Resolveu procurar um agente do programa Justiça Comunitária, na busca de alternativa para o seu caso, que se tornou emblemático para mostrar como funciona a bem sucedida experiência de mediação comunitária no DF. O agente analisou a demanda em conjunto com a equipe interdisciplinar, que reúne um advogado, um psicólogo e um assistente social, recrutados no quadro do Tribunal de Justiça do DF e Territórios (TJDFT). Concluíram que deveria haver outras mães em situação idêntica.
Localizaram 68 e uma rede social dessas mães começou a ser construída, exemplificando bem uma das atividades do programa, que é a animação de redes, como explica a juíza Gláucia Falsarella Foley, coordenadora do Justiça Comunitária. "O que chegou com aparência de caso individual era uma demanda coletiva", classifica a juíza em entrevista ao Jornal do Senado.
A outra etapa foi identificar os problemas de relacionamento com cobradores e motoristas, que desconfiavam da veracidade das carteiras de passe livre apresentadas pelas mães. Como muitas das crianças são autistas, não aparentam ser portadoras de necessidades especiais. Em reunião entre as mães e um defensor público da União, verificou-se a viabilidade de uma ação civil pública, já que é direito constitucional das crianças o acesso à escola.
Porém, ofereceu-se à rede de mães a alternativa da mediação. Ao mesmo tempo, elas entenderam que havia necessidade de uma lei federal para garantir gratuidade da passagem do acompanhante. "Isso é educação para o direito, outra atividade do programa", informa Gláucia. Foram feitas, segundo a juíza, três pré-mediações: uma com as mães, outra com motoristas e cobradores e a terceira com gerentes das empresas de transporte interestadual.
No encontro com os representantes das companhias, esclareceu-se que, caso a mediação não resultasse em consenso em relação ao aspecto econômico, a demanda seria encaminhada à Defensoria Pública. As empresas, segundo a juíza, demonstraram interesse em buscar uma solução pacífica para o conflito. Com os motoristas e cobradores, houve a possibilidade de as mães entenderem suas dificuldades diárias, tanto para assegurar que idosos e portadores de necessidades especiais tenham seus direitos respeitados pelos demais usuários quanto para aferir a veracidade das carteiras de passe livre, que não apresentam foto do beneficiário, e há número elevado de falsificações.
Após essa primeira rodada, foi feita a mediação comunitária com a participação das três partes do conflito.
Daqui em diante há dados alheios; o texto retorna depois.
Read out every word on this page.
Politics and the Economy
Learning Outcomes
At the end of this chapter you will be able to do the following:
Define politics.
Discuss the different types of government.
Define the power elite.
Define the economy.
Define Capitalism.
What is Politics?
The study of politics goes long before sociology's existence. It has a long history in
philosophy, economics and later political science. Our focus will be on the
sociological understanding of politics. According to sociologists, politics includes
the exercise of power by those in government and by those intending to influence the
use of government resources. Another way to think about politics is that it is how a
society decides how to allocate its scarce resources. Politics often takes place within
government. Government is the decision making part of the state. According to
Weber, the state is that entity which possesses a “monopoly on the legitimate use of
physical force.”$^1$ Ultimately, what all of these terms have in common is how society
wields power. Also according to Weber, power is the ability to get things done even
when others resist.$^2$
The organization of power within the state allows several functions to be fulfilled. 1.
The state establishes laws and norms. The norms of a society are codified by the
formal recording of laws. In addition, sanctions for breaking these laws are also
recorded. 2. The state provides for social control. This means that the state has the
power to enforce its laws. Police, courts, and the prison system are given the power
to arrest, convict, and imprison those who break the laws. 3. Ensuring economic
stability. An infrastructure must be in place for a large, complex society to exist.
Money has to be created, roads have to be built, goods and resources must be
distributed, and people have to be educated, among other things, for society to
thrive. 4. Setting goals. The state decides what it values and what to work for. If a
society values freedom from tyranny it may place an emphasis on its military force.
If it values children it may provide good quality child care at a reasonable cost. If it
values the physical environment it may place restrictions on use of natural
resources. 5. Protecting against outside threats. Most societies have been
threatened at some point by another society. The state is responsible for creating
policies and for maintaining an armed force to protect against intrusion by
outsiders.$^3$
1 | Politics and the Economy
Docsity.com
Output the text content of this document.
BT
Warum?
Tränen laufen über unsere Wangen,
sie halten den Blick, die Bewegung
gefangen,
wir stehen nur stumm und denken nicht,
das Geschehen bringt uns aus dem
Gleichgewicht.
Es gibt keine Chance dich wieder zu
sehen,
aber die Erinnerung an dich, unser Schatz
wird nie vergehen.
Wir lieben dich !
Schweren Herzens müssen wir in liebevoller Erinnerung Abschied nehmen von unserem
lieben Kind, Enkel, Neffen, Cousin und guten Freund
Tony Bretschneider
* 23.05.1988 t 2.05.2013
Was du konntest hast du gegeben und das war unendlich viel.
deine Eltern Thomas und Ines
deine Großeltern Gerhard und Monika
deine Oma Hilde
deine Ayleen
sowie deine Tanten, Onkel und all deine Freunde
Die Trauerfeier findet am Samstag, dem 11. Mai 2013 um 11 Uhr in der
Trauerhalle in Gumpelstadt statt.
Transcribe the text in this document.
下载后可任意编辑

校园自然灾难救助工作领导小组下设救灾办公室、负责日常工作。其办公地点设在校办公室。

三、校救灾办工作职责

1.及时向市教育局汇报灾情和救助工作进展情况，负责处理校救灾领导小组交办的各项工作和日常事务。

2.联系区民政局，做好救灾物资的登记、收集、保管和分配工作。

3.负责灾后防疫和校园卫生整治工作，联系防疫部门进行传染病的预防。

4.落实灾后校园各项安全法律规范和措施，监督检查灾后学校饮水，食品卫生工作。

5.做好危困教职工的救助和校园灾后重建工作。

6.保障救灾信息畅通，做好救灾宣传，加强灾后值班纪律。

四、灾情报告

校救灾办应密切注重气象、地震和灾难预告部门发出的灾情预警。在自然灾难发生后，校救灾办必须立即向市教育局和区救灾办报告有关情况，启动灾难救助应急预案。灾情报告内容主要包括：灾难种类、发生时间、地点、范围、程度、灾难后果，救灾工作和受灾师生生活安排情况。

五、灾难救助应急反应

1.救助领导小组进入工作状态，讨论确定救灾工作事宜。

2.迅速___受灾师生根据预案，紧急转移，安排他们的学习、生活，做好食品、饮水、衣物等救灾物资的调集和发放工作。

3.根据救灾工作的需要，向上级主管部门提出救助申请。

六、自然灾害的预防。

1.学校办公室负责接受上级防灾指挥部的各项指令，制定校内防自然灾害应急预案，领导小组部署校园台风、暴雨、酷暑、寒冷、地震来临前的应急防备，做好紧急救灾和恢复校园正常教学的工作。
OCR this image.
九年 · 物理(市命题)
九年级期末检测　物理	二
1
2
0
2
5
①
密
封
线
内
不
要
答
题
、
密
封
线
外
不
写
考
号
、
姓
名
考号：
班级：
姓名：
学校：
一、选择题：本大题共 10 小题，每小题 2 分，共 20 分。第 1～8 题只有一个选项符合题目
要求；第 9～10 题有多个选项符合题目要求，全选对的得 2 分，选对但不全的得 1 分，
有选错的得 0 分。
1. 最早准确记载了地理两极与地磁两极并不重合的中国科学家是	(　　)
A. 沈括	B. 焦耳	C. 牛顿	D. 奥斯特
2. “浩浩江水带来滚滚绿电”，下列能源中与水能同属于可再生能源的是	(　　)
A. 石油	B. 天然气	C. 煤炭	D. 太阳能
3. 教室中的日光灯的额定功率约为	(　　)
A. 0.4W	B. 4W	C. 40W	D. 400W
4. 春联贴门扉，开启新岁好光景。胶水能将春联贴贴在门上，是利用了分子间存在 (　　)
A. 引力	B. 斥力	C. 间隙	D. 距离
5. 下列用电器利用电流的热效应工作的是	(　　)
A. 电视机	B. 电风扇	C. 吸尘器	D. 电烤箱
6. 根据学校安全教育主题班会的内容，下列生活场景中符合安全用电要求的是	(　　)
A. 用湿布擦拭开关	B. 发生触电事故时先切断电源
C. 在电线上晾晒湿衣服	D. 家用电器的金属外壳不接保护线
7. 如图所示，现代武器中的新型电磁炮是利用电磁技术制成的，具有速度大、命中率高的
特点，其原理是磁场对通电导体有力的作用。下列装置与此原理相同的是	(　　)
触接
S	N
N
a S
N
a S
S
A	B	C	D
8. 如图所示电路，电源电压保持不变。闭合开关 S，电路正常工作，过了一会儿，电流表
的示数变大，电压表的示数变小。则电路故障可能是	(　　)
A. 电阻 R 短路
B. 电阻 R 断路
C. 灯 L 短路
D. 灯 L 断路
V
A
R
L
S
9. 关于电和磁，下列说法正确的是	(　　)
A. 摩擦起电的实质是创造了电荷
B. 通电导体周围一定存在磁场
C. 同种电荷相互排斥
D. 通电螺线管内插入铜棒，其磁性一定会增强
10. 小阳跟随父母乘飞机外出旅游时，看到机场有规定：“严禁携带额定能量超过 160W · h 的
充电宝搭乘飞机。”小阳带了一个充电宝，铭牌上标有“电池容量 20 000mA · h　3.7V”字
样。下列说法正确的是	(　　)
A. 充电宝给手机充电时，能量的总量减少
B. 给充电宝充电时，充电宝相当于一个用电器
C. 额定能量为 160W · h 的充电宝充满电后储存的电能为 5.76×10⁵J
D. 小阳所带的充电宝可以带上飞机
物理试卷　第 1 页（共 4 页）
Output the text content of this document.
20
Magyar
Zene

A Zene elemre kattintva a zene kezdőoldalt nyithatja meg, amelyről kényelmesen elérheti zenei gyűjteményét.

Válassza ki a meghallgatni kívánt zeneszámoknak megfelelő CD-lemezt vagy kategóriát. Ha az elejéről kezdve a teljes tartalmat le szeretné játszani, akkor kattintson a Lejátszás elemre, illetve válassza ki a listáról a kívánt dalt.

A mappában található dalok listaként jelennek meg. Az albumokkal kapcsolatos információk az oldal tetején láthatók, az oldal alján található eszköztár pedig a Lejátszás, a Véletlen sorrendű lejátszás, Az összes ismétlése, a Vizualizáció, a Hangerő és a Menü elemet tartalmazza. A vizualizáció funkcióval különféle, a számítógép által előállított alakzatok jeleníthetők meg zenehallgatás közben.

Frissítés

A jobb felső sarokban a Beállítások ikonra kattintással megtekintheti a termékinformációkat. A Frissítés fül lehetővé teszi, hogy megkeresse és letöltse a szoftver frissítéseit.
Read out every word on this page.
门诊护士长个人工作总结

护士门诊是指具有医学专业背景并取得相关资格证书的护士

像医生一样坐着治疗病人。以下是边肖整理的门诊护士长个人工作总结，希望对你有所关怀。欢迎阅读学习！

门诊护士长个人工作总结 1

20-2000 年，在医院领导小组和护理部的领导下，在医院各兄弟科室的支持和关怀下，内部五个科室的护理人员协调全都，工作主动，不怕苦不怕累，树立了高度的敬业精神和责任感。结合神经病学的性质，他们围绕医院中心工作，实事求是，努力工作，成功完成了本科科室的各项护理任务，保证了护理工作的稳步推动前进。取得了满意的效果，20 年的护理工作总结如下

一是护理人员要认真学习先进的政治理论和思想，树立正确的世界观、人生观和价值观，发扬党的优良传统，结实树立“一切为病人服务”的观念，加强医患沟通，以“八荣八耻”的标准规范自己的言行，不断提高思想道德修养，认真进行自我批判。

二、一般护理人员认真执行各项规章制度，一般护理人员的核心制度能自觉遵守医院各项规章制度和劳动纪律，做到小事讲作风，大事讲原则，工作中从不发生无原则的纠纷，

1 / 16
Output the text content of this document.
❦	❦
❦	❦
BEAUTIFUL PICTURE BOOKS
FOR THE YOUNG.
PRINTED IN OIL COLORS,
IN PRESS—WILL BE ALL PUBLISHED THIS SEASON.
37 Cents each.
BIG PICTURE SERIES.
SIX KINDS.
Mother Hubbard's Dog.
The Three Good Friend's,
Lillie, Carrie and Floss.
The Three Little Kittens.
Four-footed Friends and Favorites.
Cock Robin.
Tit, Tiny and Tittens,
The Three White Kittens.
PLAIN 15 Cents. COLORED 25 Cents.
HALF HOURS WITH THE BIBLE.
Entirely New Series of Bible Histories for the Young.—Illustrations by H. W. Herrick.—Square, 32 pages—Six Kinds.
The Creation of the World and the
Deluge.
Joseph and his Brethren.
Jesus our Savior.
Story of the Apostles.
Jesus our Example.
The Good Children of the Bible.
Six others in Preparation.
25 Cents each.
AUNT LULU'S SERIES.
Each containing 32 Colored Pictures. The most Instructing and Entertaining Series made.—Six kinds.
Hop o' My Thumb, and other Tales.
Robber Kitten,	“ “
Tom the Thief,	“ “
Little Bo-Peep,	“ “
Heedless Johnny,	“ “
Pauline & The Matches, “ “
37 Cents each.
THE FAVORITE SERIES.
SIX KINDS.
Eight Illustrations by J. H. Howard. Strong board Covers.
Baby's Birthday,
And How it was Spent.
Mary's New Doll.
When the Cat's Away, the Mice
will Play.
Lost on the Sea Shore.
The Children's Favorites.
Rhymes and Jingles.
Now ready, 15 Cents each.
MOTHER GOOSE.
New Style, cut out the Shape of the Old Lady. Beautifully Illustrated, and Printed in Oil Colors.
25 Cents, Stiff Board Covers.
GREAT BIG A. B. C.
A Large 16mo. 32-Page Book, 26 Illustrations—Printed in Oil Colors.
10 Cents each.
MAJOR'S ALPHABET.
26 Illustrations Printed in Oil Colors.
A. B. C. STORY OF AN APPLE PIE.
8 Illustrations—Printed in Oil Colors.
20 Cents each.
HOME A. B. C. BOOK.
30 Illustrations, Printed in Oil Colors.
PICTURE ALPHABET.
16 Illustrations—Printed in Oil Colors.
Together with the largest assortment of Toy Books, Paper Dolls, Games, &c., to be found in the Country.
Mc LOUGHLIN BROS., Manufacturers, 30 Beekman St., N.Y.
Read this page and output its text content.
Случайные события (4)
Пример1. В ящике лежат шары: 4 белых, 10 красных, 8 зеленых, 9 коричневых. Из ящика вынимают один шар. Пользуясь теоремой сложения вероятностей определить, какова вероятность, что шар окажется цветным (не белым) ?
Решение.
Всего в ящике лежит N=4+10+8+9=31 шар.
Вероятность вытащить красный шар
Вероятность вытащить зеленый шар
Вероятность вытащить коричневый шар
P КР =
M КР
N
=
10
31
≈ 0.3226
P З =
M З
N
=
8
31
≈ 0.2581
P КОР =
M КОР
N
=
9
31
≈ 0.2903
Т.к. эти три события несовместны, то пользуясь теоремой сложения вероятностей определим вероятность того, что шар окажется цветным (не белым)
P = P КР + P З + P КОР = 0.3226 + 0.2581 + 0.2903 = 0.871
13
Todos puderam expressar os seus problemas e enxergar as dificuldades econômicas das mães e as tensões no relacionamento com cobradores e motoristas. Ao final, houve acordo, evitando mais um processo na Justiça. As empresas aceitaram a apresentação da carteira emitida pelo governo do DF, garantindo a gratuidade a esses acompanhantes de portadores de necessidades especiais em linhas interestaduais.
As mães se comprometeram a apresentar as carteiras de passe livre, com a documentação da criança sempre que solicitado. E os motoristas e cobradores comprometeram-se a abordar os usuários especiais e seus acompanhantes de maneira mais cuidadosa, colaborando para a criação de um ambiente mais favorável à pacificação social.